I enjoyed last night’s school board listening post on the facilities master plan at Kirkwood Elementary School. About twenty people (and several district staff members) came out on a cold winter night to exchange views and ideas about the district’s building plans. (It was almost caucus-esque!) Two more listening posts are scheduled next week.
One thing I wish had been different, though: A listening post on the facilities master plan should not be preceded by a twenty-minute commercial for the facilities master plan. I understand that it’s helpful to present some information at the outset so people can have well-informed discussions, but it should not be presented in a way designed to influence the opinions we’ll hear from the participants.

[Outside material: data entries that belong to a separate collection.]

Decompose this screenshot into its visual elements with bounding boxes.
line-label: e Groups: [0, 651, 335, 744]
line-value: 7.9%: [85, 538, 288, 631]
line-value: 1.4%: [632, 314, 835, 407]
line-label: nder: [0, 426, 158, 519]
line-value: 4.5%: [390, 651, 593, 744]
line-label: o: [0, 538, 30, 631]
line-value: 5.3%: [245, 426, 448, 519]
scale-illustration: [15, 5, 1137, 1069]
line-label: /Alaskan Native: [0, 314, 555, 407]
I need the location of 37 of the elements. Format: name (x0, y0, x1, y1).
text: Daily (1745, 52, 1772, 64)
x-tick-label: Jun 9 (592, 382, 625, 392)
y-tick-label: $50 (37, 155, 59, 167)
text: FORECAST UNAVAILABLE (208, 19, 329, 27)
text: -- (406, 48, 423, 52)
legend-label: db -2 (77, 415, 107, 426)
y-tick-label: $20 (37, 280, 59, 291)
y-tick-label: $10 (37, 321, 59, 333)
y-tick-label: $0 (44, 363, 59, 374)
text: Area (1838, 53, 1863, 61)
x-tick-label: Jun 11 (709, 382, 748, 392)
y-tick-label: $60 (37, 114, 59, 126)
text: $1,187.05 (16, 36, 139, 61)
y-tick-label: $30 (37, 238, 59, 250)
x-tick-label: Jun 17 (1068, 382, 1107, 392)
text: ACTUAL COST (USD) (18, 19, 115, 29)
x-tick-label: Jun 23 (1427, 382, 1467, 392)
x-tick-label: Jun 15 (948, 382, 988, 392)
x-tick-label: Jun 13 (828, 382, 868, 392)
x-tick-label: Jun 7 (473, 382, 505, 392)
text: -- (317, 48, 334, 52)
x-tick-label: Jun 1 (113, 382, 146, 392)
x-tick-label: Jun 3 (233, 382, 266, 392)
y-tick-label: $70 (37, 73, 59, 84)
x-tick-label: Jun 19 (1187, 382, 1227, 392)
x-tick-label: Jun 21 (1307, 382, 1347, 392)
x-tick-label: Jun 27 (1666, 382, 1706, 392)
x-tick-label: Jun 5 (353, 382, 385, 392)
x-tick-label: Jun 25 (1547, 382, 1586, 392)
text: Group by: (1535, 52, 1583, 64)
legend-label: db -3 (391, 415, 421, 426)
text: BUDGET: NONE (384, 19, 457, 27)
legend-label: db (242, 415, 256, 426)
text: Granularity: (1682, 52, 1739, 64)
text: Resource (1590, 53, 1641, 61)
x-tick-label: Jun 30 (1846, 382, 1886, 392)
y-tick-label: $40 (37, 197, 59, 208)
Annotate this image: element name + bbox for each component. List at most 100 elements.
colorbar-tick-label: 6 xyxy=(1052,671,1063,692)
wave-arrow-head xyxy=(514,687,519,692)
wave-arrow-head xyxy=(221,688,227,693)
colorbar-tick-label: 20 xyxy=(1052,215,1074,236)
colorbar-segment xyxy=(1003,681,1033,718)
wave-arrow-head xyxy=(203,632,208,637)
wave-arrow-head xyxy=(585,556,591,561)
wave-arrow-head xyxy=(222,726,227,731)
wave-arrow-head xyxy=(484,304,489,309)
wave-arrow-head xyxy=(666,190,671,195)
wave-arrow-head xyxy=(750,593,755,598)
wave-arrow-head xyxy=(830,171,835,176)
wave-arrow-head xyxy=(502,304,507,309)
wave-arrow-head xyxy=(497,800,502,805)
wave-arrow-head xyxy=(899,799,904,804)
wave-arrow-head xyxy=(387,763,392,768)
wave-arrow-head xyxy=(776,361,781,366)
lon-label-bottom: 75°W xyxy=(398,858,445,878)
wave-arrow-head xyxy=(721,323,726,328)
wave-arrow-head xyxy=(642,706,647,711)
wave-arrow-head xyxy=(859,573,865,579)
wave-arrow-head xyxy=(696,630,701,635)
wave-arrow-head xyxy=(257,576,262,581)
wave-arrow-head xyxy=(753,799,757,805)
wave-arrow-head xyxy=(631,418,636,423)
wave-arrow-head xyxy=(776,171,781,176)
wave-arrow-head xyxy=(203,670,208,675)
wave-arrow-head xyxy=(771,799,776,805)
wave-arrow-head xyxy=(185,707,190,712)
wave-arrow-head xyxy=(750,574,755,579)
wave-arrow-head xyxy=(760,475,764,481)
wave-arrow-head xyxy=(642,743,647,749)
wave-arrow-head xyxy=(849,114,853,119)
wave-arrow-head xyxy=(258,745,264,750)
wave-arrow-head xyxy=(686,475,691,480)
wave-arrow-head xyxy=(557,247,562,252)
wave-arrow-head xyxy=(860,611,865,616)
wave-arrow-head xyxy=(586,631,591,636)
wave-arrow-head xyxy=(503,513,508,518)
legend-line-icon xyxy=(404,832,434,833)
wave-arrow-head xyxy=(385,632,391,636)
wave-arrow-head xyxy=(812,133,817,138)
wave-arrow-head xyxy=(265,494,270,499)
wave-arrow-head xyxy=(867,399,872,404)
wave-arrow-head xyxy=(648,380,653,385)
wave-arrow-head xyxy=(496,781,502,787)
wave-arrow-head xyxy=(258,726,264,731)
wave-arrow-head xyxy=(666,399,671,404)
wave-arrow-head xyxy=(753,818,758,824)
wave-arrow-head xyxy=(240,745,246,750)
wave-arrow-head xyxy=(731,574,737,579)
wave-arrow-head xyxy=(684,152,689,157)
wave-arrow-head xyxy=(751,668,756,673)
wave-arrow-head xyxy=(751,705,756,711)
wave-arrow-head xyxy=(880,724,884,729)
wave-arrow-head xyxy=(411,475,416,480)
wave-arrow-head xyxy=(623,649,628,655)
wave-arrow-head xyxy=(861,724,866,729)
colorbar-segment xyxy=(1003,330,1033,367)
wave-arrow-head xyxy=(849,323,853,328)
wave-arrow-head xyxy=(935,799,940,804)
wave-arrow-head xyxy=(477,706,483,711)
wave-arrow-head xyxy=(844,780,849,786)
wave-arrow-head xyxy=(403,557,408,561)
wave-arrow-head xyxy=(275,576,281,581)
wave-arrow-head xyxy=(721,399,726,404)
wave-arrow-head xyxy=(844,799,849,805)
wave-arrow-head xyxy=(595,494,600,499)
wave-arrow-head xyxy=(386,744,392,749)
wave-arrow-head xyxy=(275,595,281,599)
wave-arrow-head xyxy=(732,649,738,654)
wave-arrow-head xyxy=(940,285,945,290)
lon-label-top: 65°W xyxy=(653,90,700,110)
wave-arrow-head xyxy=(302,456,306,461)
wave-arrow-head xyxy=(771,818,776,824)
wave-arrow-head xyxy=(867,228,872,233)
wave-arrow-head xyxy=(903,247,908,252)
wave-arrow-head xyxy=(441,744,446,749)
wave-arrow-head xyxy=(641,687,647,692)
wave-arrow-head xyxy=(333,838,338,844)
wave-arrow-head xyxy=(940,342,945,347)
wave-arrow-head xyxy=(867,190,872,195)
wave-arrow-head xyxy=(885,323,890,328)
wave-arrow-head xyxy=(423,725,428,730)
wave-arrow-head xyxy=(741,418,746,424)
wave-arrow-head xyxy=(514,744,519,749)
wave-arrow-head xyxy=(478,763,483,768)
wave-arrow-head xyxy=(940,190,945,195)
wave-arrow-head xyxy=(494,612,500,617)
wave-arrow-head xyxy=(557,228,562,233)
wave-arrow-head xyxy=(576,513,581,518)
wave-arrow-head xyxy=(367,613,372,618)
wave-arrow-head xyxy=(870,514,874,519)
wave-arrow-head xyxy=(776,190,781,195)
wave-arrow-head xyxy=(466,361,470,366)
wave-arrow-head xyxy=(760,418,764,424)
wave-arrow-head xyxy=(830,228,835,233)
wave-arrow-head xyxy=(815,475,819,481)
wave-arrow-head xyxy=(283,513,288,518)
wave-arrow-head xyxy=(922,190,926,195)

The hard question facing the board is just what it takes to create a bond proposal that has a reasonable chance of attaining 60% approval at the polls. I was very curious to hear people’s opinions on that question last night. Of course, people who attend the listening posts may be particularly likely to favor the bond, but even those who most strongly favor the bond have to think objectively about how to maximize its chances of passage. If they voice their opinions only after sitting through a lengthy pro-bond argument, without hearing any of the likely counterarguments, they’re going to be in less of a position to realistically assess the prospects of different proposals.
Similarly, the group activities should not involve leading questions. (“Please share a short story of how the facilities project(s) have impacted your students.”)
I’ve written before about how our district sometimes seems incapable of soliciting public input without trying to manipulate it. Why walk right into that criticism?